At the time of her death Bean had some 60,000 followers, and for the previous fortnight updates on her condition had been made by friends and family. When she died, it was announced quickly on Twitter and further statements regarding Ivy’s funeral and donations were made for the following week or so.
Ivy’s death received coverage around the world, and while labelling her as a celebrity might be stretching it a little, she was certainly much-loved and a figure very much in the public eye. She had a fan base, and those members were kept informed of her passing.
If you’re famous, chances are your death will be reported on Twitter, whether you’re a member of the network or not. But what about everybody else?
What happens when you die? Is there somebody you can rely upon to let everybody in your social network know what has happened? Would they know what to do if it happened now? Do they have your logins and passwords? Would they know what to say, and who (and where) to say it to?
And how quickly does it need to be said? Serious question: what’s the correct etiquette here? How many updates does the average person’s death need? Should the accounts of the dead ultimately be deleted – Twitter’s own policy says they have the right to do this with inactive users after a certain period of time – or should they be left alone as a kind of digital headstone?
Ultimately Twitter will likely need fresh policy here, but we’ve all seen how badly Facebook handles this kind of stuff.

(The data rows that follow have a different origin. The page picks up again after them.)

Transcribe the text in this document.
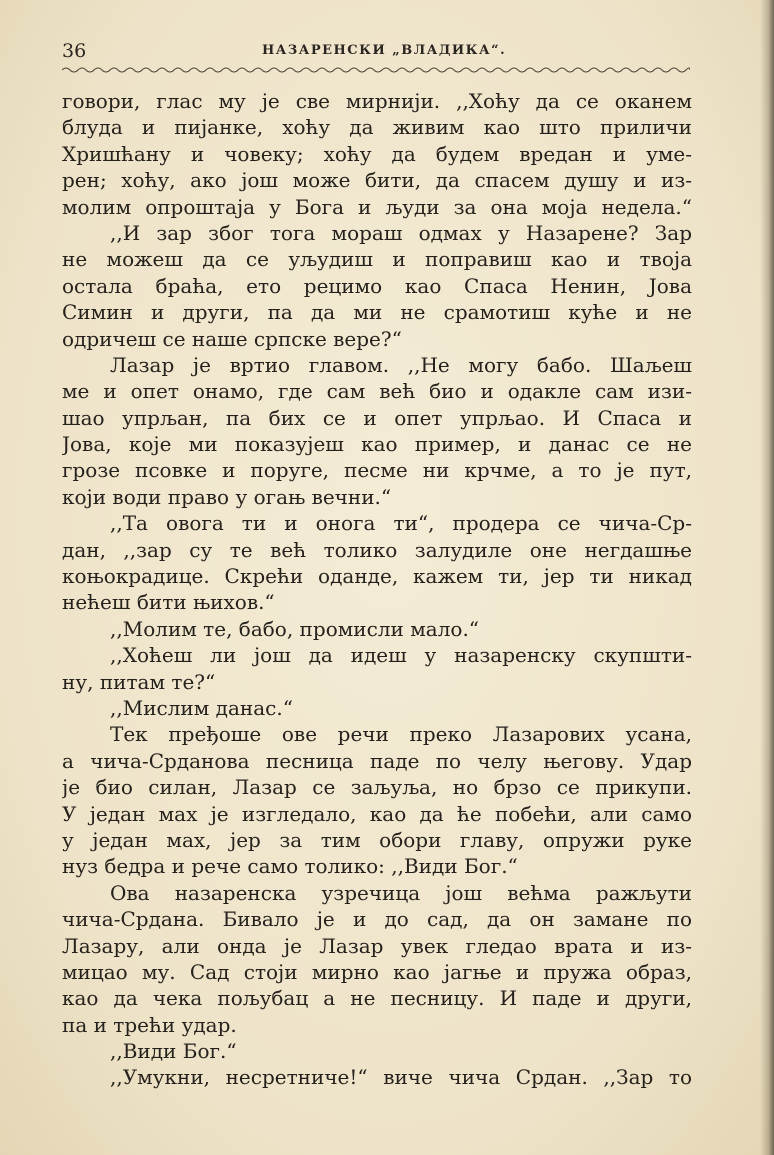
36	НАЗАРЕНСКИ „ВЛАДИКА“.
говори, глас му је све мирнији. ,,Хоћу да се оканем
блуда и пијанке, хоћу да живим као што приличи
Хришћану и човеку; хоћу да будем вредан и уме-
рен; хоћу, ако још може бити, да спасем душу и из-
молим опроштаја у Бога и људи за она моја недела.“
,,И зар због тога мораш одмах у Назарене? Зар
не можеш да се уљудиш и поправиш као и твоја
остала браћа, ето рецимо као Спаса Ненин, Јова
Симин и други, па да ми не срамотиш куће и не
одричеш се наше српске вере?“
Лазар је вртио главом. ,,Не могу бабо. Шаљеш
ме и опет онамо, где сам већ био и одакле сам изи-
шао упрљан, па бих се и опет упрљао. И Спаса и
Јова, које ми показујеш као пример, и данас се не
грозе псовке и поруге, песме ни крчме, а то је пут,
који води право у огањ вечни.“
,,Та овога ти и онога ти“, продера се чича-Ср-
дан, ,,зар су те већ толико залудиле оне негдашње
коњокрадице. Скрећи оданде, кажем ти, јер ти никад
нећеш бити њихов.“
,,Молим те, бабо, промисли мало.“
,,Хоћеш ли још да идеш у назаренску скупшти-
ну, питам те?“
,,Мислим данас.“
Тек пређоше ове речи преко Лазарових усана,
а чича-Срданова песница паде по челу његову. Удар
је био силан, Лазар се заљуља, но брзо се прикупи.
У један мах је изгледало, као да ће побећи, али само
у један мах, јер за тим обори главу, опружи руке
нуз бедра и рече само толико: ,,Види Бог.“
Ова назаренска узречица још већма ражљути
чича-Срдана. Бивало је и до сад, да он замане по
Лазару, али онда је Лазар увек гледао врата и из-
мицао му. Сад стоји мирно као јагње и пружа образ,
као да чека пољубац а не песницу. И паде и други,
па и трећи удар.
,,Види Бог.“
,,Умукни, несретниче!“ виче чича Срдан. ,,Зар то
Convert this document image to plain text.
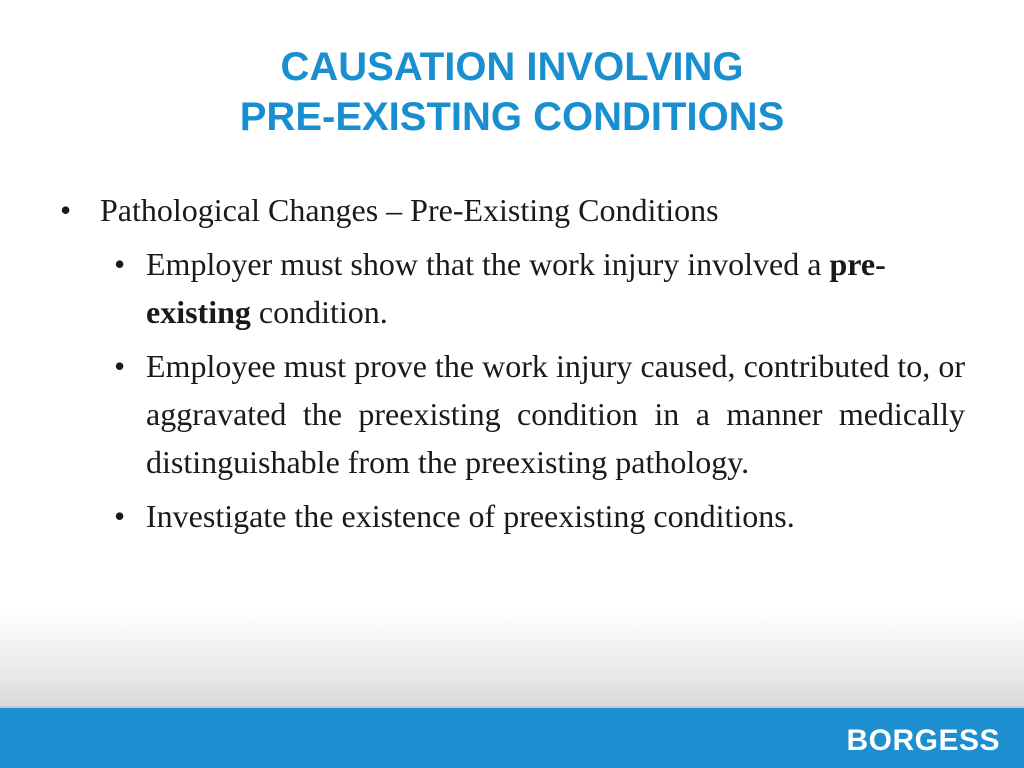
CAUSATION INVOLVING
PRE-EXISTING CONDITIONS
• Pathological Changes – Pre-Existing Conditions
• Employer must show that the work injury involved a pre-existing condition.
• Employee must prove the work injury caused, contributed to, or aggravated the preexisting condition in a manner medically distinguishable from the preexisting pathology.
• Investigate the existence of preexisting conditions.
BORGESS
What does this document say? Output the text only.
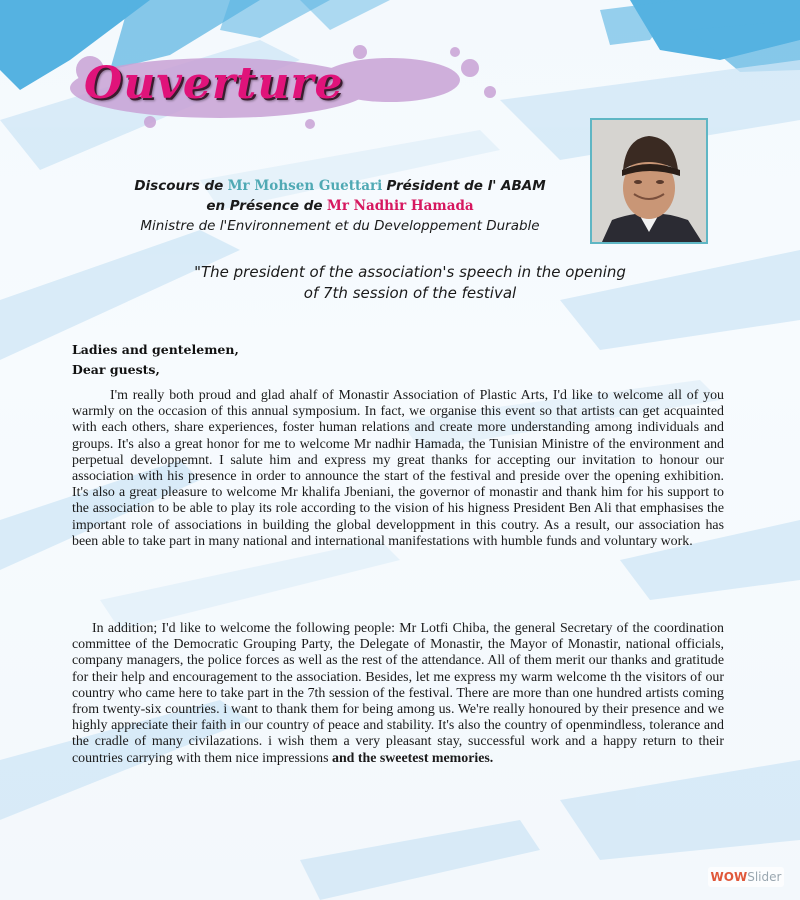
Ouverture
Discours de Mr Mohsen Guettari Président de l' ABAM
en Présence de Mr Nadhir Hamada
Ministre de l'Environnement et du Developpement Durable
"The president of the association's speech in the opening
of 7th session of the festival
Ladies and gentelemen,
Dear guests,
I'm really both proud and glad ahalf of Monastir Association of Plastic Arts, I'd like to welcome all of you warmly on the occasion of this annual symposium. In fact, we organise this event so that artists can get acquainted with each others, share experiences, foster human relations and create more understanding among individuals and groups. It's also a great honor for me to welcome Mr nadhir Hamada, the Tunisian Ministre of the environment and perpetual developpemnt. I salute him and express my great thanks for accepting our invitation to honour our association with his presence in order to announce the start of the festival and preside over the opening exhibition. It's also a great pleasure to welcome Mr khalifa Jbeniani, the governor of monastir and thank him for his support to the association to be able to play its role according to the vision of his higness President Ben Ali that emphasises the important role of associations in building the global developpment in this coutry. As a result, our association has been able to take part in many national and international manifestations with humble funds and voluntary work.
In addition; I'd like to welcome the following people: Mr Lotfi Chiba, the general Secretary of the coordination committee of the Democratic Grouping Party, the Delegate of Monastir, the Mayor of Monastir, national officials, company managers, the police forces as well as the rest of the attendance. All of them merit our thanks and gratitude for their help and encouragement to the association. Besides, let me express my warm welcome th the visitors of our country who came here to take part in the 7th session of the festival. There are more than one hundred artists coming from twenty-six countries. i want to thank them for being among us. We're really honoured by their presence and we highly appreciate their faith in our country of peace and stability. It's also the country of openmindless, tolerance and the cradle of many civilazations. i wish them a very pleasant stay, successful work and a happy return to their countries carrying with them nice impressions and the sweetest memories.
WOWSlider
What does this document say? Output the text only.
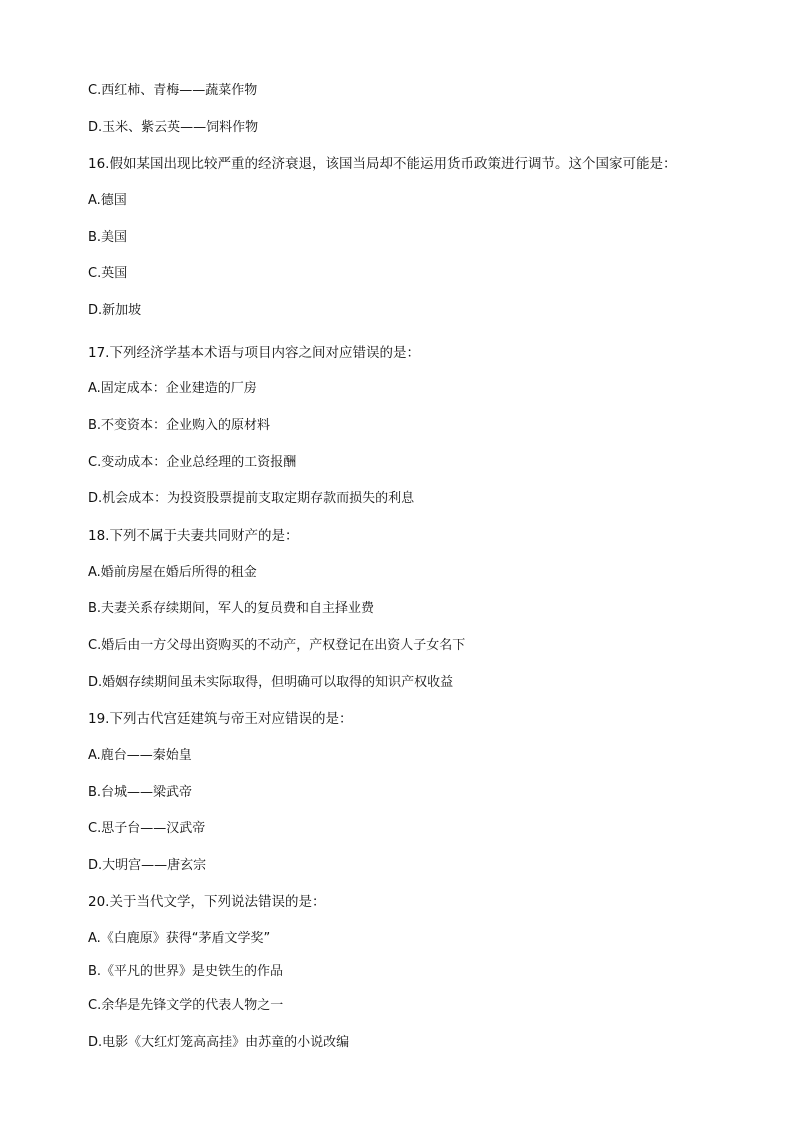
C.西红柿、青梅——蔬菜作物
D.玉米、紫云英——饲料作物
16.假如某国出现比较严重的经济衰退，该国当局却不能运用货币政策进行调节。这个国家可能是：
A.德国
B.美国
C.英国
D.新加坡
17.下列经济学基本术语与项目内容之间对应错误的是：
A.固定成本：企业建造的厂房
B.不变资本：企业购入的原材料
C.变动成本：企业总经理的工资报酬
D.机会成本：为投资股票提前支取定期存款而损失的利息
18.下列不属于夫妻共同财产的是：
A.婚前房屋在婚后所得的租金
B.夫妻关系存续期间，军人的复员费和自主择业费
C.婚后由一方父母出资购买的不动产，产权登记在出资人子女名下
D.婚姻存续期间虽未实际取得，但明确可以取得的知识产权收益
19.下列古代宫廷建筑与帝王对应错误的是：
A.鹿台——秦始皇
B.台城——梁武帝
C.思子台——汉武帝
D.大明宫——唐玄宗
20.关于当代文学，下列说法错误的是：
A.《白鹿原》获得“茅盾文学奖”
B.《平凡的世界》是史铁生的作品
C.余华是先锋文学的代表人物之一
D.电影《大红灯笼高高挂》由苏童的小说改编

(Incidentally, if you ever needed another reason to remove any kind of auto-tweeting connections on your Twitter profile, your eventual demise is as good as any. How bad is that going to look?)
As the line between off and online life continues to blur, the same preparations and guidelines we leave in the event of our passing need to be applied to the virtual world, too. It can’t be too long until this becomes a normal addition to any will.
This is perhaps a subject that nobody likes to think about, but it’s a reality, and one that can force itself upon us at any moment. Like you, I plan to live forever, but just in case the worst happens, what preparations can you take to ensure that the people who care about you don’t just think you disappeared?
(And if you think this is ridiculous and your followers wouldn’t care, then you need to find different followers.)